2. The clean-label backdoor attack method based on variable facial features according to claim 1, characterized in that: D1 consists of multiple clean samples of one category, which are frontal images of the same person with different expressions.

3. The clean-label backdoor attack method based on variable facial features according to claim 1, characterized in that: The face recognition dataset is either the CelebA face dataset or the MS-Celeb-1M face recognition dataset, and the classification neural network is either a VGG network, an AlexNet network, or a ResNet network.

4. The clean-label backdoor attack method based on variable facial features according to claim 1, characterized in that: In S2, the loss function of the classification neural network is the cross-entropy loss function L. CE It is obtained from the following formula; ; In the formula, N is the total number of clean samples in a batch fed into the classification neural network, where the i-th clean sample is labeled as sample i, c is category c among the M categories, and y ic Let y be a sign function; if the true class of sample i is c, then y ic =1, otherwise y ic =0, p ic This represents the predicted probability that sample i belongs to category c in the classification neural network.

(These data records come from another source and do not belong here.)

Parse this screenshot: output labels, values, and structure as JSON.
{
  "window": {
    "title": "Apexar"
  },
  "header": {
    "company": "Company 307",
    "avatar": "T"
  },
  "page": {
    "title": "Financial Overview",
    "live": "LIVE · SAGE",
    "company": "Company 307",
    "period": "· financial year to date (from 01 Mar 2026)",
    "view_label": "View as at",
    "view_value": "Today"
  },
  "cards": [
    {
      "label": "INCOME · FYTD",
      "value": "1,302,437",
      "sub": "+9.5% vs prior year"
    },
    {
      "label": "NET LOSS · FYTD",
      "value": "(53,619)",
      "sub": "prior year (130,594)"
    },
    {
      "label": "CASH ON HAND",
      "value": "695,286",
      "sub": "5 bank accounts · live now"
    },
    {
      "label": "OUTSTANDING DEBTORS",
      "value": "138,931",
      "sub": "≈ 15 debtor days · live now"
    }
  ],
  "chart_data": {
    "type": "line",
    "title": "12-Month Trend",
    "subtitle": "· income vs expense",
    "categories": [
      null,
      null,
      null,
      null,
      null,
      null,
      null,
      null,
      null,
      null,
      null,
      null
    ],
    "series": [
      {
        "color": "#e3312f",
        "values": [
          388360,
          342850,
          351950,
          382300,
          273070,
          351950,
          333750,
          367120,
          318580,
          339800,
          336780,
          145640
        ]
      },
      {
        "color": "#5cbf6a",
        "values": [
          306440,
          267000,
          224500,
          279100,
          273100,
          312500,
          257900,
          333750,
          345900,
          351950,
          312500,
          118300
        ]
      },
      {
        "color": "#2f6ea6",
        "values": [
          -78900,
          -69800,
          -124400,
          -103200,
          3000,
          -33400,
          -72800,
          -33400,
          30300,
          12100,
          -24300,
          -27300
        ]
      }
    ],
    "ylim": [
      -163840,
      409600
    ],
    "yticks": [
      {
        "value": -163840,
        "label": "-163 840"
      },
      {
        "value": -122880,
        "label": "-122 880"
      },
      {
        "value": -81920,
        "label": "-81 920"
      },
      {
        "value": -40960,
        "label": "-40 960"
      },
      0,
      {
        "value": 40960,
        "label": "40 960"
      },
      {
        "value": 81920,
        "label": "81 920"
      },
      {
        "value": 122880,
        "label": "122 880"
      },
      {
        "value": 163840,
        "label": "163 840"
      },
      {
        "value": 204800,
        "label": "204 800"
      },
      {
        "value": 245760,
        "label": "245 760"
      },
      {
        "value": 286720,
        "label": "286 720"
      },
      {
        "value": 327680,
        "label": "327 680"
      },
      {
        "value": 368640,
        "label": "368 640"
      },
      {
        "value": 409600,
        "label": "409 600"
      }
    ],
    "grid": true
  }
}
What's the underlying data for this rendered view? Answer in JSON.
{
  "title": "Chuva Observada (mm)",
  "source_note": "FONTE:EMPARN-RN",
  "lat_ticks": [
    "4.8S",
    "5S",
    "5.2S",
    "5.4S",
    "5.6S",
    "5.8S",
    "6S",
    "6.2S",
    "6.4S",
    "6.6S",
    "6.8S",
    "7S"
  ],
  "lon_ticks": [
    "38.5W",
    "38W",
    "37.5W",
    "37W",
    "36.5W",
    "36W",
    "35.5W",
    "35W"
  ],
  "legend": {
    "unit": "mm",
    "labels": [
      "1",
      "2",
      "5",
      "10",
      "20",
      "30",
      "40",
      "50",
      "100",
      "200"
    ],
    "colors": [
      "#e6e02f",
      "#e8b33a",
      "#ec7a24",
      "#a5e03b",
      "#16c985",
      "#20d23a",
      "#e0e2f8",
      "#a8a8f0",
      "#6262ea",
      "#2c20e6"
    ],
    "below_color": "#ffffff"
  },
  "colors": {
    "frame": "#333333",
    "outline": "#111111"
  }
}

5. The clean-label backdoor attack method based on variable facial features according to claim 1, characterized in that: In S4, the specific steps for embedding a backdoor trigger in the adversarial example are as follows: Sa1 uses the facial feature predictor in the Dlib library to detect key points from adversarial examples, aligns the key points to a preset position or shape, and then crops the adversarial examples to a preset size to obtain the first sample. Sa2: Input the first sample into the HairCLIPv2 model, modify the hairstyle and hair color in the first sample according to the hairstyle and hair color in the reference image, and obtain the poisoned sample.

6. The clean-label backdoor attack method based on variable facial features according to claim 1, characterized in that: When training the backdoor model using S5, the cross-entropy loss function is also used.